Biological therapy of severe bronchial asthma in a child

Abstract

Currently, bronchial asthma is a global health problem, due to its high prevalence, economic component, as well as a violation of the social adaptation of children suffering from this disease. This article is devoted to a detailed analysis of the clinical case of a patient born in 2009 with an established diagnosis of Bronchial asthma, atopic form, severe persistent partially controlled course, which initiated therapy with a genetically engineered biological preparation of a humanized monoclonal antibody against IgE – omalizumab. However, in subsequent years, the patient’s condition was unstable, severe seizures were repeated, she was repeatedly hospitalized in the department where infusion therapy was performed and basic therapy was reviewed, dose adjustments and administration regimens of monoclonal antibodies to IgE (omalizumab) were carried out.
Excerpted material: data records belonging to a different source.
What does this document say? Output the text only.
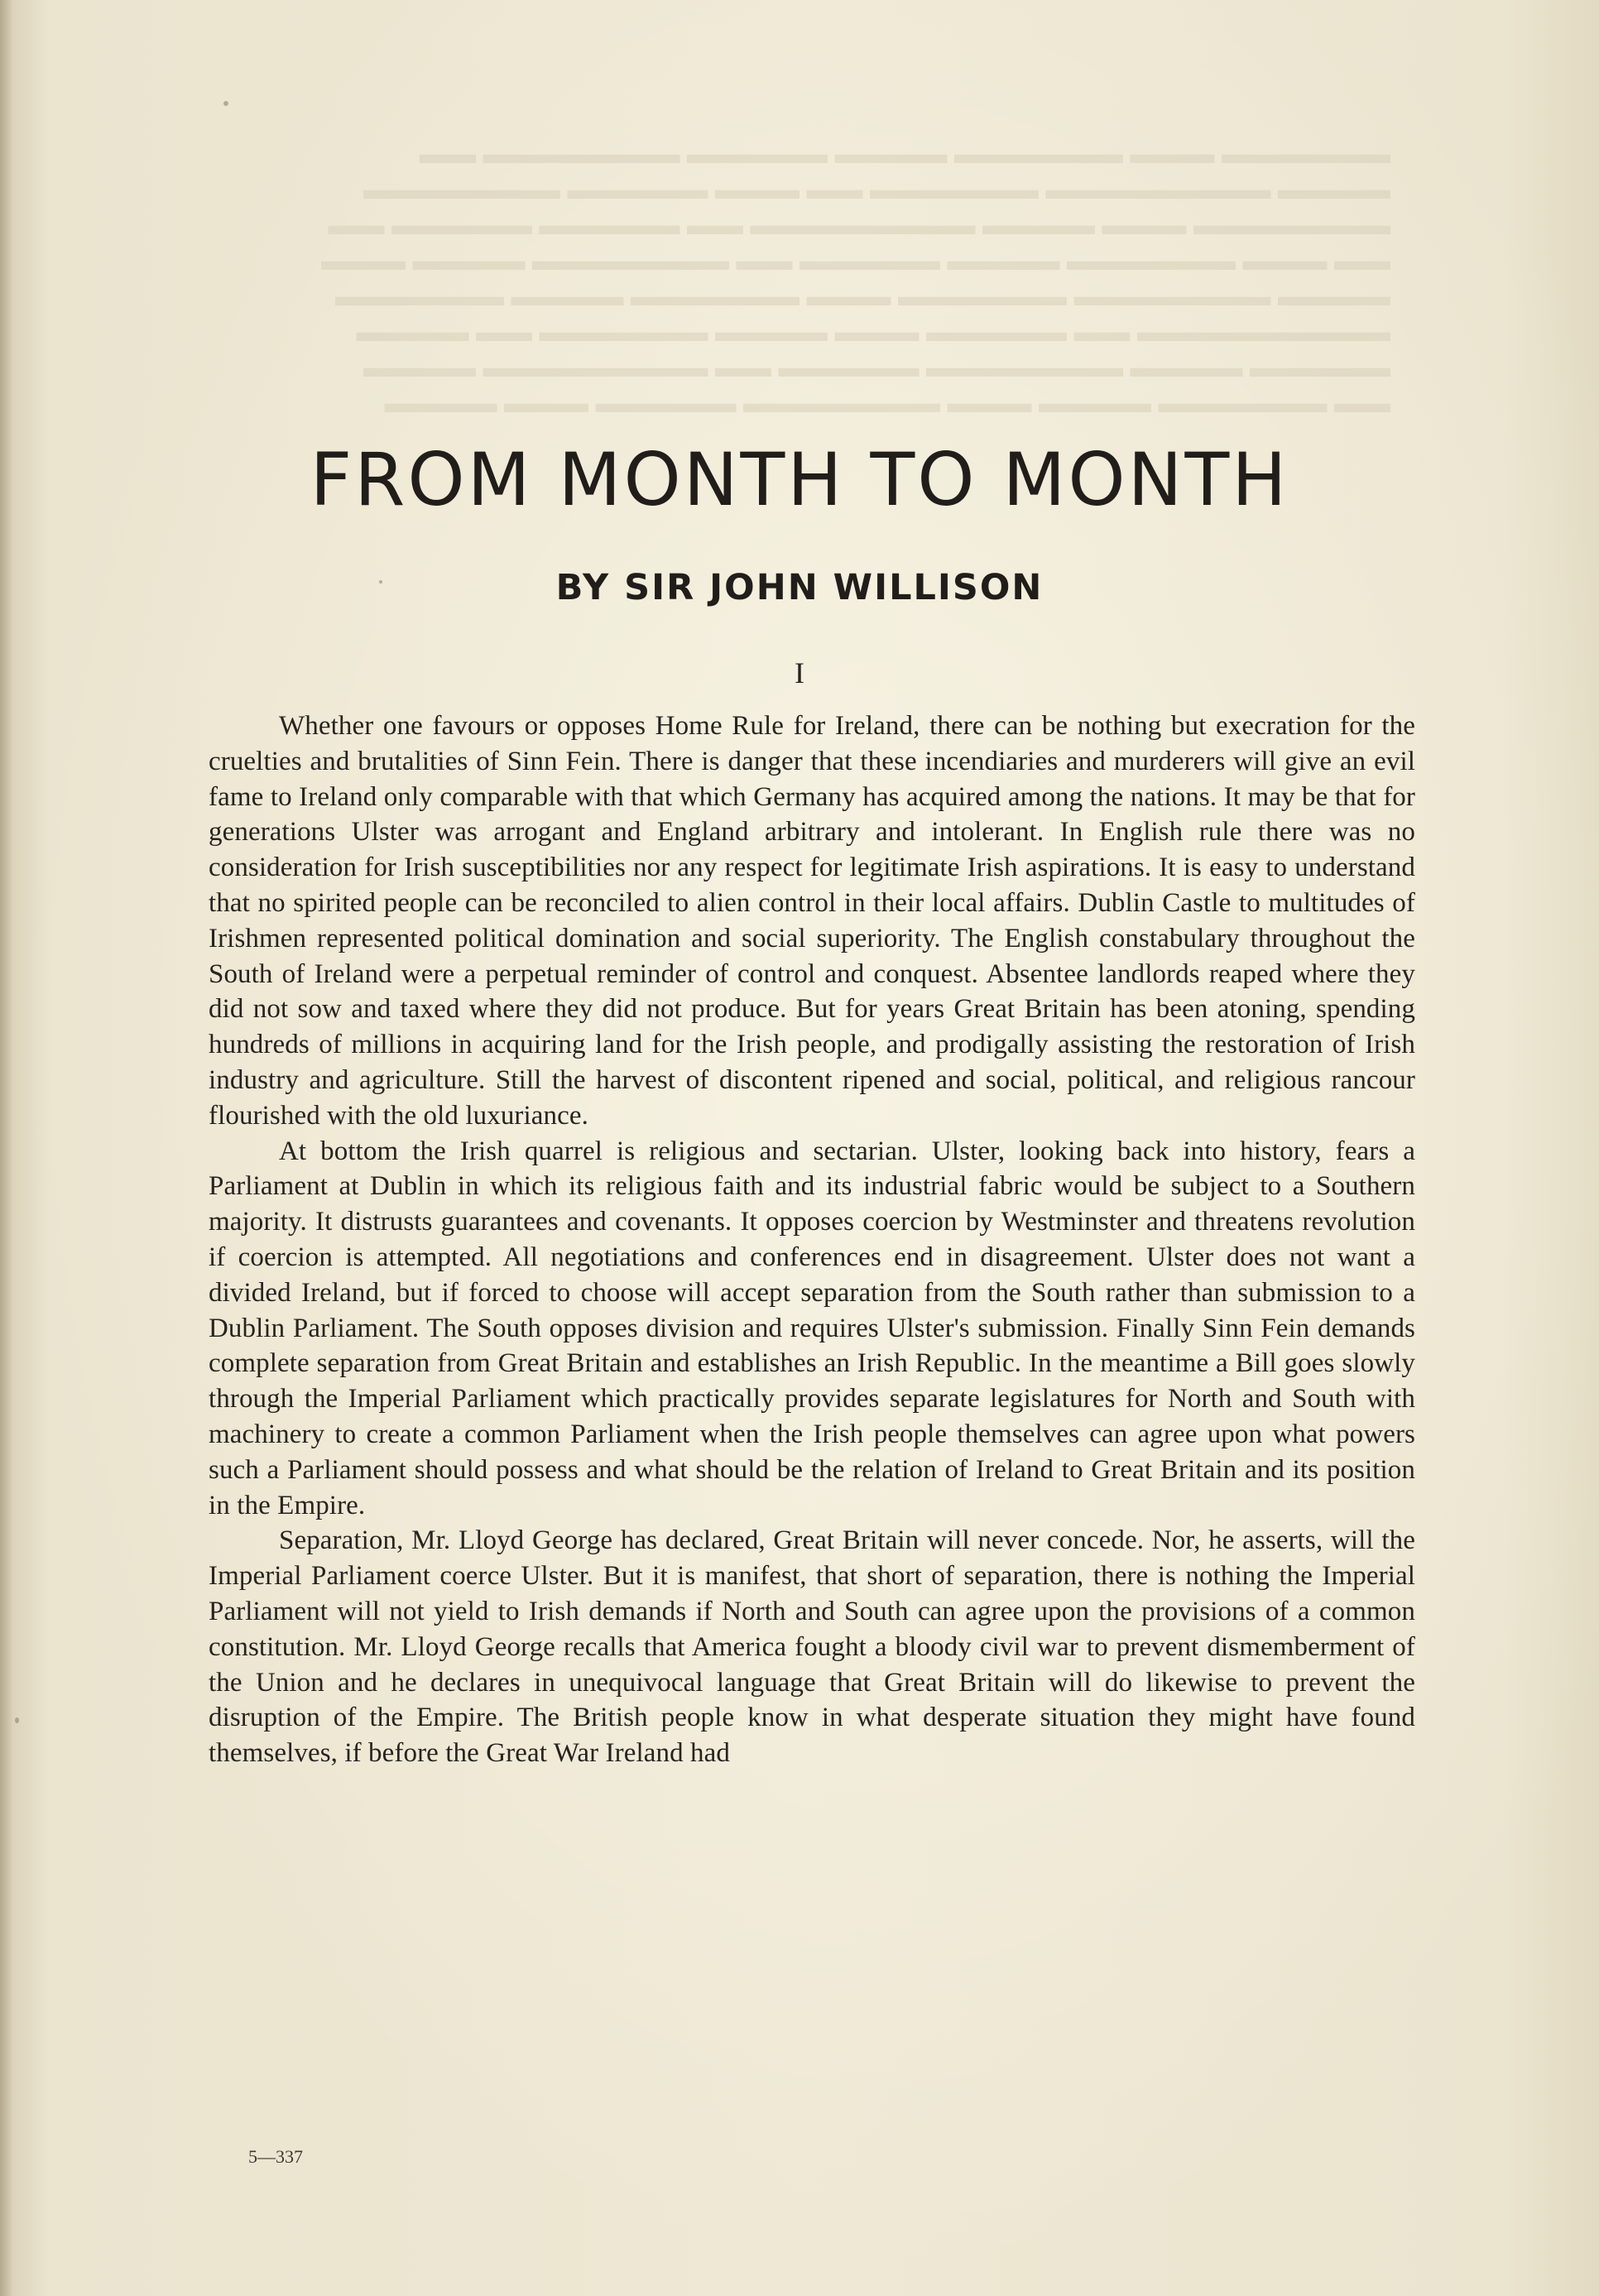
▬▬▬▬▬▬ ▬▬▬ ▬▬▬▬▬▬ ▬▬▬▬ ▬▬▬▬▬ ▬▬▬▬▬▬▬ ▬▬
▬▬▬▬ ▬▬▬▬▬▬▬▬ ▬▬▬▬▬▬ ▬▬ ▬▬▬ ▬▬▬▬▬ ▬▬▬▬▬▬▬
▬▬▬▬▬▬▬ ▬▬▬ ▬▬▬▬ ▬▬▬▬▬▬▬▬ ▬▬ ▬▬▬▬▬ ▬▬▬▬▬ ▬▬
▬▬ ▬▬▬ ▬▬▬▬▬▬ ▬▬▬▬ ▬▬▬▬▬ ▬▬ ▬▬▬▬▬▬▬ ▬▬▬▬ ▬▬▬
▬▬▬▬ ▬▬▬▬▬▬▬ ▬▬▬▬▬▬ ▬▬▬ ▬▬▬▬▬▬ ▬▬▬▬ ▬▬▬▬▬▬
▬▬▬▬▬▬▬▬▬ ▬▬ ▬▬▬▬▬ ▬▬▬ ▬▬▬▬ ▬▬▬▬▬▬ ▬▬ ▬▬▬▬
▬▬▬▬▬ ▬▬▬▬ ▬▬▬▬▬▬▬ ▬▬▬▬▬ ▬▬ ▬▬▬▬▬▬▬▬ ▬▬▬▬
▬▬ ▬▬▬▬▬▬ ▬▬▬▬ ▬▬▬ ▬▬▬▬▬▬▬ ▬▬▬▬▬ ▬▬▬ ▬▬▬▬
FROM MONTH TO MONTH
BY SIR JOHN WILLISON

I

Whether one favours or opposes Home Rule for Ireland, there can be nothing but execration for the cruelties and brutalities of Sinn Fein. There is danger that these incendiaries and murderers will give an evil fame to Ireland only comparable with that which Germany has acquired among the nations. It may be that for generations Ulster was arrogant and England arbitrary and intolerant. In English rule there was no consideration for Irish susceptibilities nor any respect for legitimate Irish aspirations. It is easy to understand that no spirited people can be reconciled to alien control in their local affairs. Dublin Castle to multitudes of Irishmen represented political domination and social superiority. The English constabulary throughout the South of Ireland were a perpetual reminder of control and conquest. Absentee landlords reaped where they did not sow and taxed where they did not produce. But for years Great Britain has been atoning, spending hundreds of millions in acquiring land for the Irish people, and prodigally assisting the restoration of Irish industry and agriculture. Still the harvest of discontent ripened and social, political, and religious rancour flourished with the old luxuriance.

At bottom the Irish quarrel is religious and sectarian. Ulster, looking back into history, fears a Parliament at Dublin in which its religious faith and its industrial fabric would be subject to a Southern majority. It distrusts guarantees and covenants. It opposes coercion by Westminster and threatens revolution if coercion is attempted. All negotiations and conferences end in disagreement. Ulster does not want a divided Ireland, but if forced to choose will accept separation from the South rather than submission to a Dublin Parliament. The South opposes division and requires Ulster's submission. Finally Sinn Fein demands complete separation from Great Britain and establishes an Irish Republic. In the meantime a Bill goes slowly through the Imperial Parliament which practically provides separate legislatures for North and South with machinery to create a common Parliament when the Irish people themselves can agree upon what powers such a Parliament should possess and what should be the relation of Ireland to Great Britain and its position in the Empire.

Separation, Mr. Lloyd George has declared, Great Britain will never concede. Nor, he asserts, will the Imperial Parliament coerce Ulster. But it is manifest, that short of separation, there is nothing the Imperial Parliament will not yield to Irish demands if North and South can agree upon the provisions of a common constitution. Mr. Lloyd George recalls that America fought a bloody civil war to prevent dismemberment of the Union and he declares in unequivocal language that Great Britain will do likewise to prevent the disruption of the Empire. The British people know in what desperate situation they might have found themselves, if before the Great War Ireland had

5—337
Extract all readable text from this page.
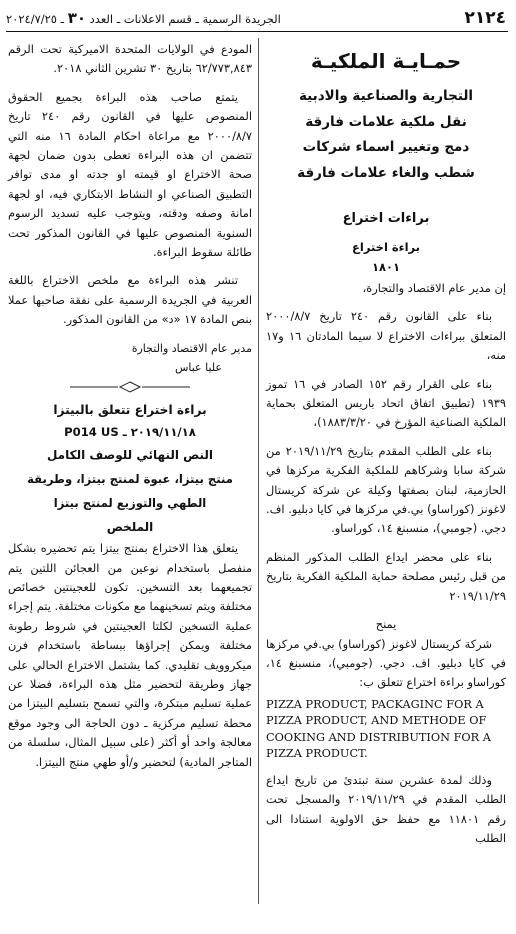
٢١٢٤
الجريدة الرسمية ـ قسم الاعلانات ـ العدد ٣٠ ـ ٢٠٢٤/٧/٢٥
حمـايـة الملكيـة
التجارية والصناعية والادبية
نقل ملكية علامات فارقة
دمج وتغيير اسماء شركات
شطب والغاء علامات فارقة
براءات اختراع
براءة اختراع
١٨٠١

إن مدير عام الاقتصاد والتجارة،

بناء على القانون رقم ٢٤٠ تاريخ ٢٠٠٠/٨/٧ المتعلق ببراءات الاختراع لا سيما المادتان ١٦ و١٧ منه،

بناء على القرار رقم ١٥٢ الصادر في ١٦ تموز ١٩٣٩ (تطبيق اتفاق اتحاد باريس المتعلق بحماية الملكية الصناعية المؤرخ في ١٨٨٣/٣/٢٠)،

بناء على الطلب المقدم بتاريخ ٢٠١٩/١١/٢٩ من شركة سابا وشركاهم للملكية الفكرية مركزها في الحازمية، لبنان بصفتها وكيلة عن شركة كريستال لاغونز (كوراساو) بي.في مركزها في كايا دبليو. اف. دجي. (جومبي)، منسبنغ ١٤، كوراساو.

بناء على محضر ايداع الطلب المذكور المنظم من قبل رئيس مصلحة حماية الملكية الفكرية بتاريخ ٢٠١٩/١١/٢٩

يمنح

شركة كريستال لاغونز (كوراساو) بي.في مركزها في كايا دبليو. اف. دجي. (جومبي)، منسبنغ ١٤، كوراساو براءة اختراع تتعلق ب:

PIZZA PRODUCT, PACKAGINC FOR A PIZZA PRODUCT, AND METHODE OF COOKING AND DISTRIBUTION FOR A PIZZA PRODUCT.

وذلك لمدة عشرين سنة تبتدئ من تاريخ ايداع الطلب المقدم في ٢٠١٩/١١/٢٩ والمسجل تحت رقم ١١٨٠١ مع حفظ حق الاولوية استنادا الى الطلب

المودع في الولايات المتحدة الاميركية تحت الرقم ٦٢/٧٧٣,٨٤٣ بتاريخ ٣٠ تشرين الثاني ٢٠١٨.

يتمتع صاحب هذه البراءة بجميع الحقوق المنصوص عليها في القانون رقم ٢٤٠ تاريخ ٢٠٠٠/٨/٧ مع مراعاة احكام المادة ١٦ منه التي تتضمن ان هذه البراءة تعطى بدون ضمان لجهة صحة الاختراع او قيمته او جدته او مدى توافر التطبيق الصناعي او النشاط الابتكاري فيه، او لجهة امانة وصفه ودقته، ويتوجب عليه تسديد الرسوم السنوية المنصوص عليها في القانون المذكور تحت طائلة سقوط البراءة.

تنشر هذه البراءة مع ملخص الاختراع باللغة العربية في الجريدة الرسمية على نفقة صاحبها عملا بنص المادة ١٧ «د» من القانون المذكور.

مدير عام الاقتصاد والتجارة

عليا عباس

براءة اختراع تتعلق بالبيتزا
P014 US ٢٠١٩/١١/١٨ ـ
النص النهائي للوصف الكامل
منتج بيتزا، عبوة لمنتج بيتزا، وطريقة الطهي والتوزيع لمنتج بيتزا
الملخص

يتعلق هذا الاختراع بمنتج بيتزا يتم تحضيره بشكل منفصل باستخدام نوعين من العجائن اللتين يتم تجميعهما بعد التسخين. تكون للعجينتين خصائص مختلفة ويتم تسخينهما مع مكونات مختلفة. يتم إجراء عملية التسخين لكلتا العجينتين في شروط رطوبة مختلفة ويمكن إجراؤها ببساطة باستخدام فرن ميكروويف تقليدي. كما يشتمل الاختراع الحالي على جهاز وطريقة لتحضير مثل هذه البراءة، فضلا عن عملية تسليم مبتكرة، والتي تسمح بتسليم البيتزا من محطة تسليم مركزية ـ دون الحاجة الى وجود موقع معالجة واحد أو أكثر (على سبيل المثال، سلسلة من المتاجر المادية) لتحضير و/أو طهي منتج البيتزا.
A retrospective analysis of the results of objective, instrumental and laboratory examinations of the patient was also carried out over the past three years, when the child received the genetically engineered drug omalizumab without interruption. Taking into account the severe course of AD, the lack of control over the disease against the background of basic therapy with combined drugs in combination with therapy with monoclonal antibodies to IgE (omalizumab), it was decided to correct treatment and initiate therapy with a genetically engineered drug, recombinant human monoclonal antibody IgG4 (dupilumab). This clinical example once again shows how personalized the approach should be when prescribing therapy to patients with severe asthma, and also dictates the need to develop new diagnostic methods and management tactics for patients with uncontrolled forms of this disease.